You may like to check for unreachable and dead states also during minimization.

Normally yes, but the method that is used to generate the DFA that is going to be minimized never gives me any unreachable or dead states, so I decided to skip this part of the problem.

Since the DFA always comes from a NFA constructed by thompsons construction from a regular expression which is then converted to a DFA using subset construction you’re not going to see these sort of issues as far as I can tell. I might be wrong though, if there are any examples of a regular expression which generates unreachable states or trap states I would certainly be interested in knowing about it!

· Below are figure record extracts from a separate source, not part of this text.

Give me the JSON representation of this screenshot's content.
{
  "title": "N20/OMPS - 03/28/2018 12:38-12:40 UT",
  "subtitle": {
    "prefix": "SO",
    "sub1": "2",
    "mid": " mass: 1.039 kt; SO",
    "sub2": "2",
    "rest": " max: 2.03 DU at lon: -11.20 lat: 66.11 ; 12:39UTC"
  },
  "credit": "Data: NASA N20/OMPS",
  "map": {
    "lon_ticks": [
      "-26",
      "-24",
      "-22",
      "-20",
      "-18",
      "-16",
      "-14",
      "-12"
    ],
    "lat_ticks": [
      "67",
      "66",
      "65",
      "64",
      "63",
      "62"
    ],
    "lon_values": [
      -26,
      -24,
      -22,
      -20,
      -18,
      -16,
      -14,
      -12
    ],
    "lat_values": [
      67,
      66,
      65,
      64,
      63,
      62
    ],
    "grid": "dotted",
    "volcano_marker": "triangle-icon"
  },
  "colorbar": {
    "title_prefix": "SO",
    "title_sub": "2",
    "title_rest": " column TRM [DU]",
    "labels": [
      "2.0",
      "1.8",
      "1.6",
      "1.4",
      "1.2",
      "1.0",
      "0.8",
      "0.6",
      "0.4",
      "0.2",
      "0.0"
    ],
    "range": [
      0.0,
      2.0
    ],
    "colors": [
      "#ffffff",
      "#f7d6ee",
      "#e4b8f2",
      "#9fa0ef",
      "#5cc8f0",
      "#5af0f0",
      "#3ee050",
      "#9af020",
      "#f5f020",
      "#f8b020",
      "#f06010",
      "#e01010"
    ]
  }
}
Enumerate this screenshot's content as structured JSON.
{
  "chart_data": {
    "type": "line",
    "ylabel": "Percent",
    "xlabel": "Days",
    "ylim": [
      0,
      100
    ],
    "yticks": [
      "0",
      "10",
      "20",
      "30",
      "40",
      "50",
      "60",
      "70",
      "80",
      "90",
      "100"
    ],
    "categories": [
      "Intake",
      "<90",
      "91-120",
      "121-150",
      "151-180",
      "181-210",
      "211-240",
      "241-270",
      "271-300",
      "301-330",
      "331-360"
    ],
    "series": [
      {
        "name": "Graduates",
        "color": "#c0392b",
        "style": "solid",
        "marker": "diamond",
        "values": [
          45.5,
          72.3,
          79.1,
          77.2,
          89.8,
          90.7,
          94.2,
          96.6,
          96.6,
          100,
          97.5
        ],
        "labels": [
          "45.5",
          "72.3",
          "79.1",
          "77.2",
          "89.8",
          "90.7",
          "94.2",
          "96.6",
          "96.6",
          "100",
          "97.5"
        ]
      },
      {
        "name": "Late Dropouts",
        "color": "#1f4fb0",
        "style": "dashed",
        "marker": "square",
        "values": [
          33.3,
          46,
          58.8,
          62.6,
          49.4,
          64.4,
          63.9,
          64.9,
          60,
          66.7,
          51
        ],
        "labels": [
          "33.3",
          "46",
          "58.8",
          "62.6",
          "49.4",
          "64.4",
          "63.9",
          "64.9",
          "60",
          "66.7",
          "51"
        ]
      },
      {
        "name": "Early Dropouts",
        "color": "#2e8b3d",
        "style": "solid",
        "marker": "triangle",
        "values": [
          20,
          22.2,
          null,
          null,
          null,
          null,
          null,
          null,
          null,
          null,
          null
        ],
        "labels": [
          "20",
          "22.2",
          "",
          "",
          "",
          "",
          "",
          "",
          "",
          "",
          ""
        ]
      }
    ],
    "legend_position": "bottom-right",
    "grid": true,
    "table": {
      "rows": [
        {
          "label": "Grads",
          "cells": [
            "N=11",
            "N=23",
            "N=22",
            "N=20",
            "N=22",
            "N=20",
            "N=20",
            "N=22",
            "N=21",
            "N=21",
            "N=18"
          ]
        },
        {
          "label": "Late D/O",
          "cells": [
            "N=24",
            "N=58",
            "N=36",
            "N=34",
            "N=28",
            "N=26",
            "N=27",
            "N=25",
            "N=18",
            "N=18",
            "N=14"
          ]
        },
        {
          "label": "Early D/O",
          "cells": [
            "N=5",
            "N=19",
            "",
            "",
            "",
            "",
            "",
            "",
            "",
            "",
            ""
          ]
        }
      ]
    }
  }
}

I agree, I have the same situation, this algorithm (goto / closure) never produces DFA that has unreachable states.

Answer to your comment about removing the spaces (not sure why Reply button doesn’t appear right there):

You’re absolutely right! The thing is that I’m using my own grammar format which ignores the spaces and forces literals to be enclosed in “…”, that was the thing. Now I see no difference, i. e. DFA minimized using my algorithm is absolutely the same as yours, and it’s a good news of course. The bad thing is that I cannot prove that those are equivalent :(

Grammars are NOT input to DFA recognizers! Grammars are input to DFA generators.

Certainly! Was I unclear anywhere in the post?